Students face many choices every day. Is watching TV the best use of their time? Is working at a fast-food restaurant better than the best alternative job or some other use of their time? Identifying and systematically comparing alternatives enables people to make more informed decisions and to avoid unforeseen consequences of choices they or others make. Some students believe that they can have all the goods and services they want from their family or from the government because goods provided by family or by governments are free. But this view is mistaken. Resources have alternative uses, even if parents or governments own them. For example, if a city uses land to build a football stadium, the best alternative use of that land must be given up. If additional funds are budgeted for police patrols, less money is available to hire more teachers. Explicitly comparing the value of alternative opportunities that are sacrificed in any choice enables citizens and their political representatives to weigh the alternatives in order to make better economic decisions. This analysis also makes people aware of the consequences of their actions for themselves and others, and leads to a heightened sense of responsibility and accountability.

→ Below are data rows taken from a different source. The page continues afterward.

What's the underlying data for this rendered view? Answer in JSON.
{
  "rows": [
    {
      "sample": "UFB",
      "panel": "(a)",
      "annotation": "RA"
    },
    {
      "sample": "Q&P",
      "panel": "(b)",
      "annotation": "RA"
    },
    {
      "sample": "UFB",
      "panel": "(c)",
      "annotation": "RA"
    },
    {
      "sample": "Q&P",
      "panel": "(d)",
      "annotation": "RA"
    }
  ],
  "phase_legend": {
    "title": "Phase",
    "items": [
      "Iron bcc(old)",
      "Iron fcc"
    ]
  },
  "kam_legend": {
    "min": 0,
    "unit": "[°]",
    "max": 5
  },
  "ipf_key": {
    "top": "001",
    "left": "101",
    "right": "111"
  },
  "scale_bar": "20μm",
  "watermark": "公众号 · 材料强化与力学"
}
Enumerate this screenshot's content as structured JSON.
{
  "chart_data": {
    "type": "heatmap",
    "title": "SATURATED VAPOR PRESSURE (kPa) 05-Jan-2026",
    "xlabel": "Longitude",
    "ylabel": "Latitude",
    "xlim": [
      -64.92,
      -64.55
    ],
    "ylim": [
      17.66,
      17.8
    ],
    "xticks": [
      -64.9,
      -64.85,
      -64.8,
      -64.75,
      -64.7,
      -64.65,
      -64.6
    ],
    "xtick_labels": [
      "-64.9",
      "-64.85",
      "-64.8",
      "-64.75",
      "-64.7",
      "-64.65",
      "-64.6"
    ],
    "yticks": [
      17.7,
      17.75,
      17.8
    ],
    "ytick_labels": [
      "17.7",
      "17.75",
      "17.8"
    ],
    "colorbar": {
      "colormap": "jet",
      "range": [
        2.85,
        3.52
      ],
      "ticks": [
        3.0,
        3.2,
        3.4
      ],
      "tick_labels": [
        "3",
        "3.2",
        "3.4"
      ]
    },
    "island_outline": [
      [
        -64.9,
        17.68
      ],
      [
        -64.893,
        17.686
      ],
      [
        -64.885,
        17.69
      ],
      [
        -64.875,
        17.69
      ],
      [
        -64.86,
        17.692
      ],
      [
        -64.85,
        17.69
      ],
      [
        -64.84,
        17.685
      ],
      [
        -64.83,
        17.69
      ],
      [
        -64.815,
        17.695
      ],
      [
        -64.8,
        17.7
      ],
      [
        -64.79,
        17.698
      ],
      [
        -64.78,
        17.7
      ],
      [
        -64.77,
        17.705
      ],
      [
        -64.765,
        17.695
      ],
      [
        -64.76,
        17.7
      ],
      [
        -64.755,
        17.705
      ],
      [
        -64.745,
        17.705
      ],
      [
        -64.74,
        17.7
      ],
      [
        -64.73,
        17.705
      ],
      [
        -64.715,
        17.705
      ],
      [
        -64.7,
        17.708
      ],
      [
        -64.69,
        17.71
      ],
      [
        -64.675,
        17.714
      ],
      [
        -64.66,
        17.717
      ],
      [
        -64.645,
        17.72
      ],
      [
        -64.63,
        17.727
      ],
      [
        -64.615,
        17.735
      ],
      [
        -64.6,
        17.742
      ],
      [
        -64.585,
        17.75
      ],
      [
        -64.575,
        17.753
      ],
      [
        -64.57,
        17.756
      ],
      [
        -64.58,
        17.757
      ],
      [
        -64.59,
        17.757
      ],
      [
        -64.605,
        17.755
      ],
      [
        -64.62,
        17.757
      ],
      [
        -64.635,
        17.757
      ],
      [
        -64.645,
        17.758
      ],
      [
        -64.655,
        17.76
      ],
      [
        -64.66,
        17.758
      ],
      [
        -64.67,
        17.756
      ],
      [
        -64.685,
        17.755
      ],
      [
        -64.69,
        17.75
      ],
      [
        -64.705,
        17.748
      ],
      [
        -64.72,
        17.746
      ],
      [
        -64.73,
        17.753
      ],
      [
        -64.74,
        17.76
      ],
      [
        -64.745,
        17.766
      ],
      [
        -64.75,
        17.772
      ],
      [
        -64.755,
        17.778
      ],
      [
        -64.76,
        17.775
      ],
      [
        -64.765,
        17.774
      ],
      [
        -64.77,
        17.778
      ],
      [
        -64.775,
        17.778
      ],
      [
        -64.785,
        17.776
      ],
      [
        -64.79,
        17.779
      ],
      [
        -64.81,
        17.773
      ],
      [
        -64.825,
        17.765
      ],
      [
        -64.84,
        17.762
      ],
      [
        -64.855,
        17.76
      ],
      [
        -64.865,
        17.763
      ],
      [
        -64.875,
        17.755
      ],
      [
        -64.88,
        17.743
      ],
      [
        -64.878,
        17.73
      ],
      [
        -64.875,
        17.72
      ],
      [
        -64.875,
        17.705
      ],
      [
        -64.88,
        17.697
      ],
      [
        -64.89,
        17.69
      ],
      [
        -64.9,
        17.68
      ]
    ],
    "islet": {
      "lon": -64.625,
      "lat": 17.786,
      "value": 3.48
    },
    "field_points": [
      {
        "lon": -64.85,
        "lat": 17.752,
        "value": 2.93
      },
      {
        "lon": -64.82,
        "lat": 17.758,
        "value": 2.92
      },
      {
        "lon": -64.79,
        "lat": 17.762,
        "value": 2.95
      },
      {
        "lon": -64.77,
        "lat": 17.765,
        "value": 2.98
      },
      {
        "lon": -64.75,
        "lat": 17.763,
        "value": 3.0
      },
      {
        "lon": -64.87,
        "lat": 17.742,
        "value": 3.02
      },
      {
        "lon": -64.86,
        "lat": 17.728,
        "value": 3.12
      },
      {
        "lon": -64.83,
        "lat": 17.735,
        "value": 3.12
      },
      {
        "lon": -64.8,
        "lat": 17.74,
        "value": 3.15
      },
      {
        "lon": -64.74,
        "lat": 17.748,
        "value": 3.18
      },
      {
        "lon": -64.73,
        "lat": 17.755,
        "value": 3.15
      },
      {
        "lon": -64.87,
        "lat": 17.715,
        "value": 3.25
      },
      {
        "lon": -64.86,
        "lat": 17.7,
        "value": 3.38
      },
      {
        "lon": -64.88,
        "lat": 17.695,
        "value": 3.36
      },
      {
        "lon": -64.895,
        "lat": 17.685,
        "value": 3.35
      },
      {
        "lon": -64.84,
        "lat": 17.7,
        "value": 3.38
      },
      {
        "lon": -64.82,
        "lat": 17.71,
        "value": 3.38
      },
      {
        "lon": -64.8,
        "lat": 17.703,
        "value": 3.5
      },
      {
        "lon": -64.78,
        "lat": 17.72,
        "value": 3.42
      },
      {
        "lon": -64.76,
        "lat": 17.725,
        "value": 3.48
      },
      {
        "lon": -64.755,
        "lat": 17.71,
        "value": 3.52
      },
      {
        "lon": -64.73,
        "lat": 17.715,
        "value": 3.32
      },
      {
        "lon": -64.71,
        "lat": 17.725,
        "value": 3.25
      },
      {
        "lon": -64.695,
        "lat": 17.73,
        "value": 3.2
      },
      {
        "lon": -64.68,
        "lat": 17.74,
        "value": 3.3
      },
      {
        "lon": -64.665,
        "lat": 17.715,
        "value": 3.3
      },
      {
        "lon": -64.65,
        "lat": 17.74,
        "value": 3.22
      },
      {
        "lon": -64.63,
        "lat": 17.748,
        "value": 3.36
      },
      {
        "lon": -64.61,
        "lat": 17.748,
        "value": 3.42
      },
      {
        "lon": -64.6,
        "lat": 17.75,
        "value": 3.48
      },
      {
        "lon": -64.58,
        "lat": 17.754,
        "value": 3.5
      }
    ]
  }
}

  • 4-12: Students will understand that: Productive resources are limited. Therefore, people cannot have all the goods and services they want; as a result, they must choose some things and give up others.
  • 4-12: Students will be able to use this knowledge to: Identify what they gain and what they give up when they make choices.

Standard: 5

Name: Trade

  • 4-12: Students will understand that: Voluntary exchange occurs only when all participating parties expect to gain. This is true for trade among individuals or organizations within a nation, and among individuals or organizations in different nations.
  • 4-12: Students will be able to use this knowledge to: Negotiate exchanges and identify the gains to themselves and others. Compare the benefits and costs of policies that alter trade barriers between nations, such as tariffs and quotas.

National Standards in Financial Literacy

Name: Investing

Standard: 4

  • Students will understand that: People can choose to invest some of their money in financial assets to achieve long-term financial goals, such as buying a house, funding future education, or securing retirement income. Investors receive a return on their investment in the form of income and/or growth in value of their investment over time. People can more easily achieve their financial goals by investing steadily over many years, reinvesting dividends, and capital gains to compound their returns. Investors have many choices of investments that differ in expected rates of return and risk. Riskier investments tend to earn higher long-run rates of return than lower-risk investments. Investors select investments that are consistent with their risk tolerance, and they diversify across a number of different investment choices to reduce investment risk.